Electrode localization: Electrode locations will be determined using a computerized
tomography (CT) scan. Estimates of the center of each contact in CT space will be
obtained using BioImage Suite. The CT image will be registered to the anatomical T1 image
(containing brain tissue locations) using a linear transform, allowing coordinates of
each contact to be projected to the T1 space. Preliminary data has shown that the
inter-rater error in this localization process is typically ~1mm. A 2-mm radius sphere
will be generated centered on each contact coordinate to approximate the sampling volume
of each contact, which is extended due to tissue conductance. Contacts that are
predominantly sampling white matter will be removed by excluding contacts whose sphere
does not overlap with the gray matter ribbon (estimated using FreeSurfer). The overlap
between spheres and gray matter will be used for surface-based and volume-based
functional connectivity (FC) analyses. FC maps will be created for each contact, and the
resulting maps will be visualized. If a contact fails to produce a FC map with distant
regions of high correlation (indicating that the contact is sampling a distributed
network), the contact will be excluded. If the contact's FC map resembles DN-A and DN-B,
as defined using the clustering and manually defined seed-based analyses, this contact
will be labelled as sampling DN-A and DN-B and included for further analysis. Two nearby
electrodes, one situated in DN-A and one in DN-B, will be selected a priori in two
different cortical zones (e.g. PMC vs. PPC, based on coverage).
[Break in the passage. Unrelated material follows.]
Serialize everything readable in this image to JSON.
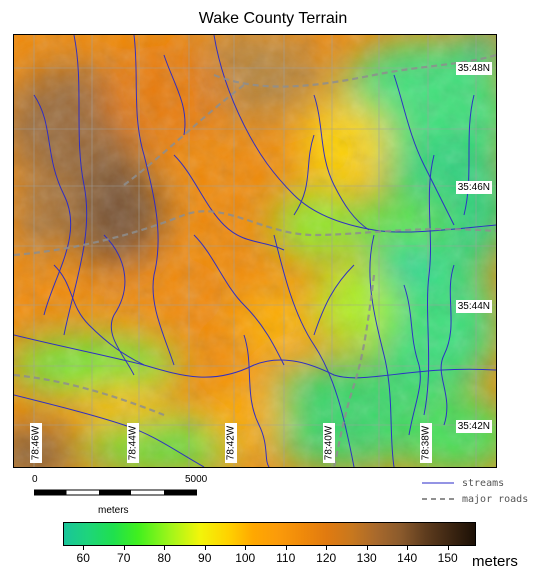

iEEG processing: All contacts within the epileptic zone or corrupted by external noise
will be removed from further analysis. Raw signals will be notch filtered at 60, 120 and
180 Hz to remove electrical noise and harmonics. Notch-filtered signals will be
re-referenced by subtracting the common average, after removal of pathogenic or spiky
signals, as well as those presenting as clear outliers in power spectra plots. Data will
be bandpass filtered to extract amplitude and phase information at different frequency
bands. The high-frequency broadband (HFB; 70-140 Hz) signal is an important surrogate for
local neuronal population activity and corresponds to low-frequency correlations of the
blood oxygenation-level dependent signal (Logothetis et al., 2001). HFB band-limited
power will be calculated and low-pass filtered at <0.1 Hz. Pair-wise correlations in HFB
power will be used to estimate functional connectivity.
Direct cortical stimulation: Risks associated with the research stimulation protocol are
considered incremental and are further reduced by carrying out the stimulation under
supervision of a clinical researcher, when patients are on antiepileptic medication, and
keeping stimulation to within safety limits. Low frequency (1 Hz) single pulse
stimulation will be applied to regions of DN-A and DN-B to map cortico-cortical evoked
potentials (CCEPs). This will be used to estimate the strength, as well as provide data
on the directionality of connections between regions. In a departure from original plans,
based on recent findings (Hermiller et al. 2019), theta-burst stimulation (gamma-band
stimulation applied intermittently at theta frequencies) will be applied to regions of
DN-A regions in lateral temporal, posteromedial and prefrontal cortices during a
recollection task to test if stimulation of distant DN-A regions can lead to improvements
in hippocampus-mediated episodic memory recollection. Currents will be administered at a
threshold below that which causes after-discharges (usually around 6-8 mA).